I turned my head to stare at my mate. “You’d risk another vampire attack from Barend?”

“He can’t accidentally turn me, Grayson. I’d syphon him into oblivion.”

“He can accidentally kill you.”

She stroked a warm finger down my cold arm. “The nymphs hate the vampires as much as vampires hate the nymphs. Effa told me. Some old feud, and it’s not likely that Barend would find out about the meeting. Not unless he’s watching with an army of spies. Really, all you’re doing is throwing excuses against the wall to see which one sticks.”

“That’s what the males do on that show you’re so fond of watching.”

“It’s beneath you.”

“Agreeing to this plan is beneath me.”

“I can’t stomach sitting around, doing nothing,” she said, her hand clenching. “I can’t be a reluctant hero, crashing the party at the last minute with my bag of tricks. I can syphon. Burn things. Sometimes, I can hear Amal. I can touch her journal without cringing now, and I can ask, female-to-female, what Aine and Metis know about Amal.”

“They may be completely ignorant.”

“They’re ancient. Look at Fee. How long has he been around—a demigod?”
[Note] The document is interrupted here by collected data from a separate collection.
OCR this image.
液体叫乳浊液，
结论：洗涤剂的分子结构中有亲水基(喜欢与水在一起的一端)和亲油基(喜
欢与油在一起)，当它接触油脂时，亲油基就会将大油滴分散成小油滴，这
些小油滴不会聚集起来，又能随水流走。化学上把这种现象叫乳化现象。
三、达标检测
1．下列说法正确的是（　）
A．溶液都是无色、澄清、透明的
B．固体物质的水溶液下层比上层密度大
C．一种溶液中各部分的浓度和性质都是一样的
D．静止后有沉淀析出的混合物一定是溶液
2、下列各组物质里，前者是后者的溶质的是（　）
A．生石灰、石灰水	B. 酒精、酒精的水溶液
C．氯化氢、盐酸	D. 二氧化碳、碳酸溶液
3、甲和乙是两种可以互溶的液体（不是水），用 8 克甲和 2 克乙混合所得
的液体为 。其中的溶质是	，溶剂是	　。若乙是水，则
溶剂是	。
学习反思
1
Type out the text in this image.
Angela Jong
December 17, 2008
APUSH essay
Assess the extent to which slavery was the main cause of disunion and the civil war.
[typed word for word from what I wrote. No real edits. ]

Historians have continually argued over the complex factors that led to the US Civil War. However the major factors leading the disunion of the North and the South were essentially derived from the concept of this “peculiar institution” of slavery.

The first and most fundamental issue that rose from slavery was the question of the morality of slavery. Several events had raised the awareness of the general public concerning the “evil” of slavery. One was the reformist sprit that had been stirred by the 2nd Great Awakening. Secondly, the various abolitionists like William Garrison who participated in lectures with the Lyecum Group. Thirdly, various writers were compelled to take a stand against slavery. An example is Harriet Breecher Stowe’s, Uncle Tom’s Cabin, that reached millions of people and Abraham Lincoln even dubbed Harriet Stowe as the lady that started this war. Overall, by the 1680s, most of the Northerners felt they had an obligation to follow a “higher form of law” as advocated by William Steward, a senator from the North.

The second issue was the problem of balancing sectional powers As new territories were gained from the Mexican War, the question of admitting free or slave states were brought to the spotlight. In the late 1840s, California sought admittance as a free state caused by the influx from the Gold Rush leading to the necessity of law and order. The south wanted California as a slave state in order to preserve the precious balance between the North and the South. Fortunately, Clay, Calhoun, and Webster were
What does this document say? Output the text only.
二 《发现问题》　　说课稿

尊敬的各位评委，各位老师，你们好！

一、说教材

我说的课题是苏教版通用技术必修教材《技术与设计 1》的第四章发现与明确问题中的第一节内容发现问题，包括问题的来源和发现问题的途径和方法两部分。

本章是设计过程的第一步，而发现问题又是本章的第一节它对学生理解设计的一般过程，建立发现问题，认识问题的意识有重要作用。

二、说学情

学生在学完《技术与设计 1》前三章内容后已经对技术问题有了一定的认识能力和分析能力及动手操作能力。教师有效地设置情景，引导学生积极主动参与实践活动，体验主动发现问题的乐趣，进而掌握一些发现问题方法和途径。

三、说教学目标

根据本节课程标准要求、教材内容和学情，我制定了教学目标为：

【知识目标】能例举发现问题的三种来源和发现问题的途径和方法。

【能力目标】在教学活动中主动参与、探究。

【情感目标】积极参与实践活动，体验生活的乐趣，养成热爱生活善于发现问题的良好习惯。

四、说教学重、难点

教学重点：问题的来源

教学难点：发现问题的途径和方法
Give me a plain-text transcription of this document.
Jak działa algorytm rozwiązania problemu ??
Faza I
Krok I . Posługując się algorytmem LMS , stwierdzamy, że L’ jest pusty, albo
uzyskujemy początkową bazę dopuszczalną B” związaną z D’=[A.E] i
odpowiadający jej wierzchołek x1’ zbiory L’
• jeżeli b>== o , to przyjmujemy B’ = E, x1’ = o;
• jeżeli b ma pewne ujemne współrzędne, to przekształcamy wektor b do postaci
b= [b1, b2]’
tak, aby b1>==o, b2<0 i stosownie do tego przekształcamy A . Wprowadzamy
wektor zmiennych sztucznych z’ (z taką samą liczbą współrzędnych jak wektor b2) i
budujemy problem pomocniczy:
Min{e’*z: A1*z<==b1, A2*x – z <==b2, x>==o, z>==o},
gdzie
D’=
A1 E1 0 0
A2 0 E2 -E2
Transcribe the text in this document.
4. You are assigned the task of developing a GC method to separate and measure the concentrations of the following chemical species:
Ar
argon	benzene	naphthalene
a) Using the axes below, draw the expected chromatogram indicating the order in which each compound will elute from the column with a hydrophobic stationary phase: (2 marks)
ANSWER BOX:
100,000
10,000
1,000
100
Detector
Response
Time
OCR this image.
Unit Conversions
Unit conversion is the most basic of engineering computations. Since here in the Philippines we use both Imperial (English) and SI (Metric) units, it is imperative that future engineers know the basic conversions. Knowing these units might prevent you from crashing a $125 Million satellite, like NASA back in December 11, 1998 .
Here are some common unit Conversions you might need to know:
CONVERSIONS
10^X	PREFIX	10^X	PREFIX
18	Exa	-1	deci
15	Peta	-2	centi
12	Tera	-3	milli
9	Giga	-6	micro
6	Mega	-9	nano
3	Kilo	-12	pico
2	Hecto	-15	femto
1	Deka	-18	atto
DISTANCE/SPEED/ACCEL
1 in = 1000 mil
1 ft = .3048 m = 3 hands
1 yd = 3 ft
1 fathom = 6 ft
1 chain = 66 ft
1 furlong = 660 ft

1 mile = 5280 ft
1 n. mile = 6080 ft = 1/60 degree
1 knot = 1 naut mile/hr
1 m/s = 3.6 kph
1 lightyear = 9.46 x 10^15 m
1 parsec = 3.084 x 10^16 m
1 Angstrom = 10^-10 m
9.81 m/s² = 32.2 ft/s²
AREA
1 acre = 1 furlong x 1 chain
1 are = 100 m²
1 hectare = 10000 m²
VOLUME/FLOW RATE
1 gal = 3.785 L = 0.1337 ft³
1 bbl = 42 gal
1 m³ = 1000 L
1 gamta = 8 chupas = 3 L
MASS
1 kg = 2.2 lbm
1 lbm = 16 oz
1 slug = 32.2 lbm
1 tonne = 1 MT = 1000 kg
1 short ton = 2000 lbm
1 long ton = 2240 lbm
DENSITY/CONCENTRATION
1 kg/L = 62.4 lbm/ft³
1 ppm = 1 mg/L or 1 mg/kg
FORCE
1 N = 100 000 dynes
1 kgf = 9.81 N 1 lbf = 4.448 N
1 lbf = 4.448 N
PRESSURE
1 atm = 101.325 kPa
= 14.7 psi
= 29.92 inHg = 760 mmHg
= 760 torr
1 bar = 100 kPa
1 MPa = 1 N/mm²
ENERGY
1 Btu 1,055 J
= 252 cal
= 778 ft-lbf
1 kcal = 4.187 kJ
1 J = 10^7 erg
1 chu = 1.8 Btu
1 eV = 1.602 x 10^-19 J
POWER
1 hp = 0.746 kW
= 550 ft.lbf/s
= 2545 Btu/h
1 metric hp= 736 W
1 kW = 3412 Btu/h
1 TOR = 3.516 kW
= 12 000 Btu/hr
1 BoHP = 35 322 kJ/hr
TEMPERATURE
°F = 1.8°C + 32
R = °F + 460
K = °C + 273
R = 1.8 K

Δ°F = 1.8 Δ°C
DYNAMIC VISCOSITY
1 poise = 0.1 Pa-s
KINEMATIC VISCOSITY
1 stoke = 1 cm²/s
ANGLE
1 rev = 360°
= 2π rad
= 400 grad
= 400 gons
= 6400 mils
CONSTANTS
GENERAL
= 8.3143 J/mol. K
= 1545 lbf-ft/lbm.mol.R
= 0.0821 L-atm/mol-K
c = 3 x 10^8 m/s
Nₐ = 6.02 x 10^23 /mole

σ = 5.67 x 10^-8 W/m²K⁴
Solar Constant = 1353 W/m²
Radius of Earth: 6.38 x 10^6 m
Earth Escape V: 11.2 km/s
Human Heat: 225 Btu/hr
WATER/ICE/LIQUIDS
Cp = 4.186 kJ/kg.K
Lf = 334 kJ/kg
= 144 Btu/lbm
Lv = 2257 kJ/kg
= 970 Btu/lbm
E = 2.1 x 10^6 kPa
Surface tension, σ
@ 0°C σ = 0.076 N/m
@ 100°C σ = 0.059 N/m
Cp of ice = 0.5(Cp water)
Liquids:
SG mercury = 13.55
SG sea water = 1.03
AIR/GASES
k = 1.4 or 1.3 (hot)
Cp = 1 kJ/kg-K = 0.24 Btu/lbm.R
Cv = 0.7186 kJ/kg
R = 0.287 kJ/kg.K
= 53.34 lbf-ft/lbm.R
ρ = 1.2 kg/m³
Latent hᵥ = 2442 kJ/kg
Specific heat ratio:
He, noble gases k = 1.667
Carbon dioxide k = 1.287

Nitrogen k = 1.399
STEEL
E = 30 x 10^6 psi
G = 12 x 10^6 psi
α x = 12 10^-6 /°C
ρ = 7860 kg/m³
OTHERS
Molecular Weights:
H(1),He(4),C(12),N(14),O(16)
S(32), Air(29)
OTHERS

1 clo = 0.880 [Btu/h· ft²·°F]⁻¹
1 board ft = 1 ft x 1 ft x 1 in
“A garden ornament, you said.”

“Did you see the armor he was wearing during that fight? Any museum in the world would pay millions for it. And stop. Please, I don’t want to keep arguing about this.”

My inhale was slow. Her palm pressed against my chest as if she was measuring how intensely I breathed.

I can’t ignore this, she murmured through the mate bond. I have to do something.

Can I talk you out of it?

Would you… if I discover something to help you?